Abstract
An important problem in pattern recognition is the effect of small design sample size on classification performance. When the ratio of the number of training samples to the number of feature measurements is small, the estimates of the discrimiriant functions are not accurate and therefore the classification results might not be satisfactory. This problem is becoming more and more important in remote sensing, as the number of available spectral bands is becoming greater and greater. In order to utilize fully the information contained in the high dimensional data, training samples are needed from all of the classes of interest. A large number of classes of interest, and a large number of features to be used, necessitate a large number of training samples. Such training samples are usually very expensive and time consuming to acquire.
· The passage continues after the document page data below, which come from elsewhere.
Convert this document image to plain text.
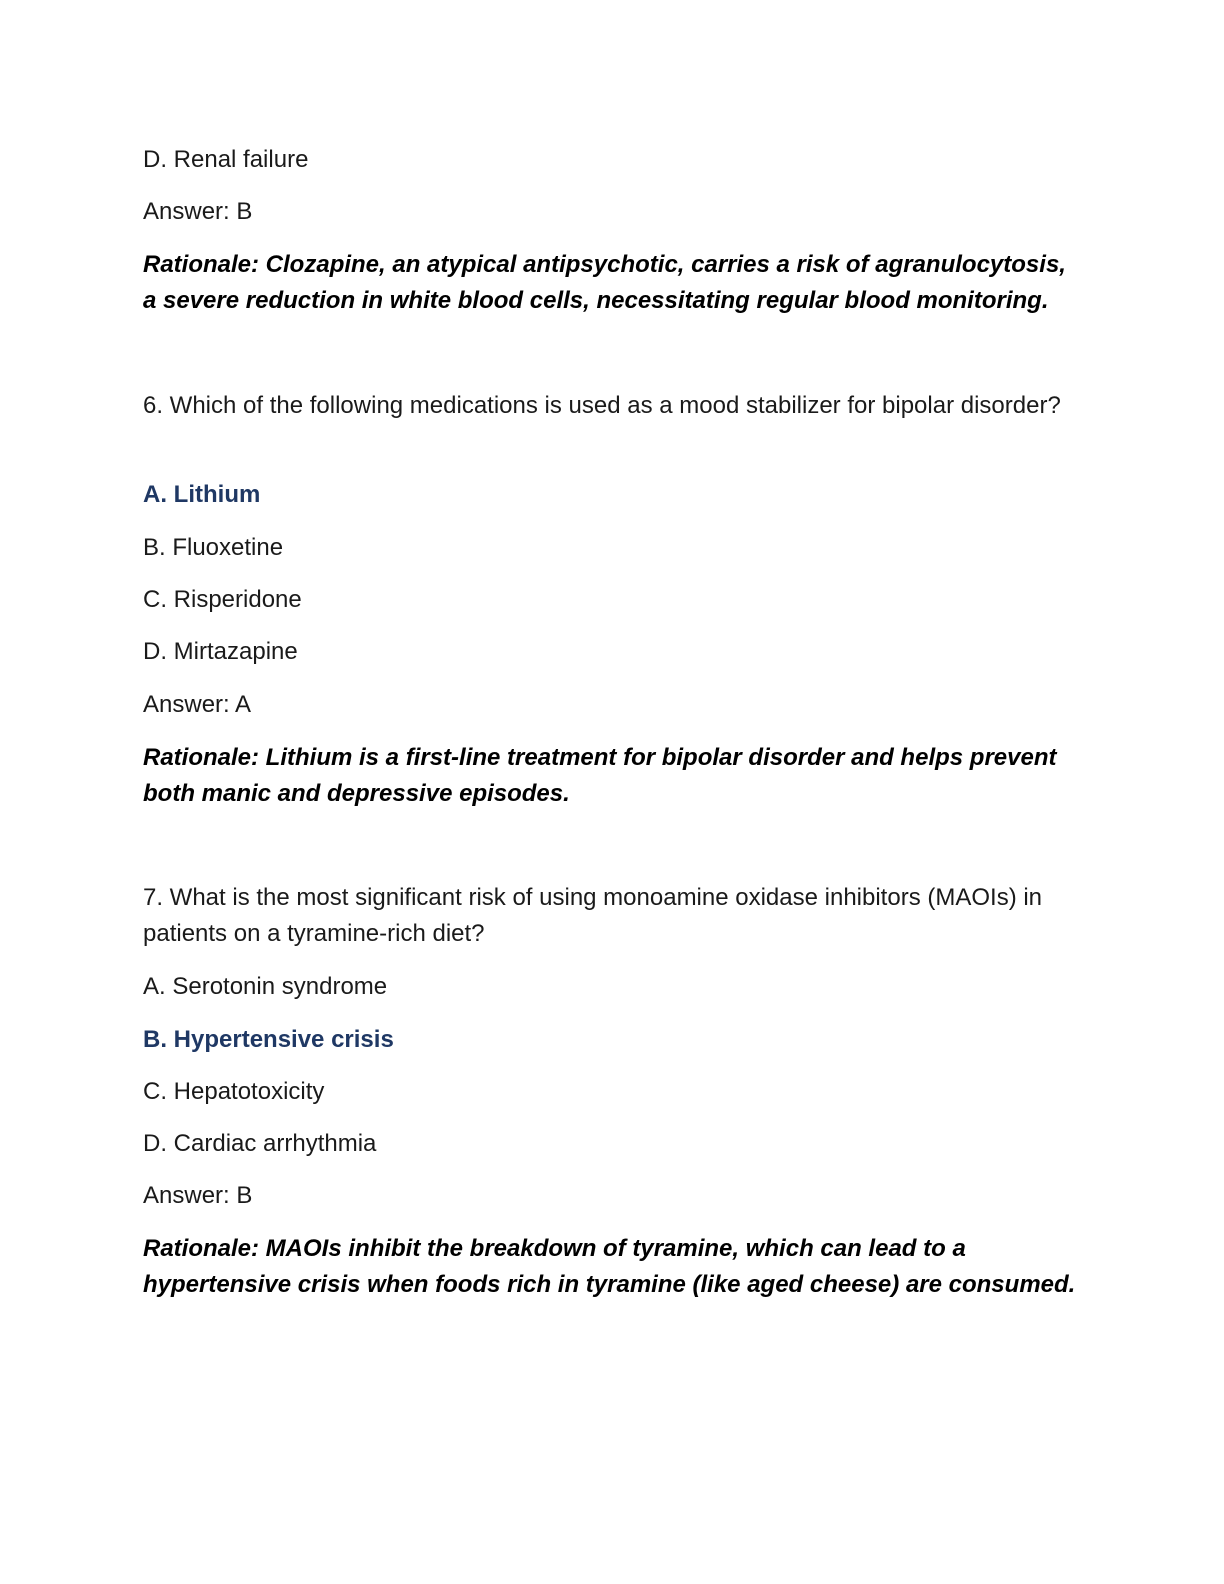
D. Renal failure
Answer: B
Rationale: Clozapine, an atypical antipsychotic, carries a risk of agranulocytosis, a severe reduction in white blood cells, necessitating regular blood monitoring.
6. Which of the following medications is used as a mood stabilizer for bipolar disorder?
A. Lithium
B. Fluoxetine
C. Risperidone
D. Mirtazapine
Answer: A
Rationale: Lithium is a first-line treatment for bipolar disorder and helps prevent both manic and depressive episodes.
7. What is the most significant risk of using monoamine oxidase inhibitors (MAOIs) in patients on a tyramine-rich diet?
A. Serotonin syndrome
B. Hypertensive crisis
C. Hepatotoxicity
D. Cardiac arrhythmia
Answer: B
Rationale: MAOIs inhibit the breakdown of tyramine, which can lead to a hypertensive crisis when foods rich in tyramine (like aged cheese) are consumed.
In this thesis, we study the use of unlabeled samples, that are usually available in large numbers and with no extra effort, in reducing the small sample size problems. It is shown that by adding the unlabeled samples to the classifier design process, better estimates for the discriminant functions can be obtained. Therefore, the peaking phenomenon that is observed in the performance versus dimensionality curves, can be mitigated. Bounds on the expected amount of improvement in the classification performance are derived for the case of two multivariate Gaussian classes with a known common covariance matrix. These bounds, explicitly show the relationship between dimensionality and samples size for the case when parameters are estimated by simultaneously using training and unlabeled samples. A semi-parametric method for estimating the parameters of the class density functions, that uses both training and unlabeled samples, is proposed, and its parallel implementation is discussed. The problem of density model selection for classification is studied. An algorithm based on backtrack search strategy is presented for generating candidate models for the density functions. The candidate models are evaluated by several criteria that are based on both training and unlabeled samples.
Date of this Version
January 1994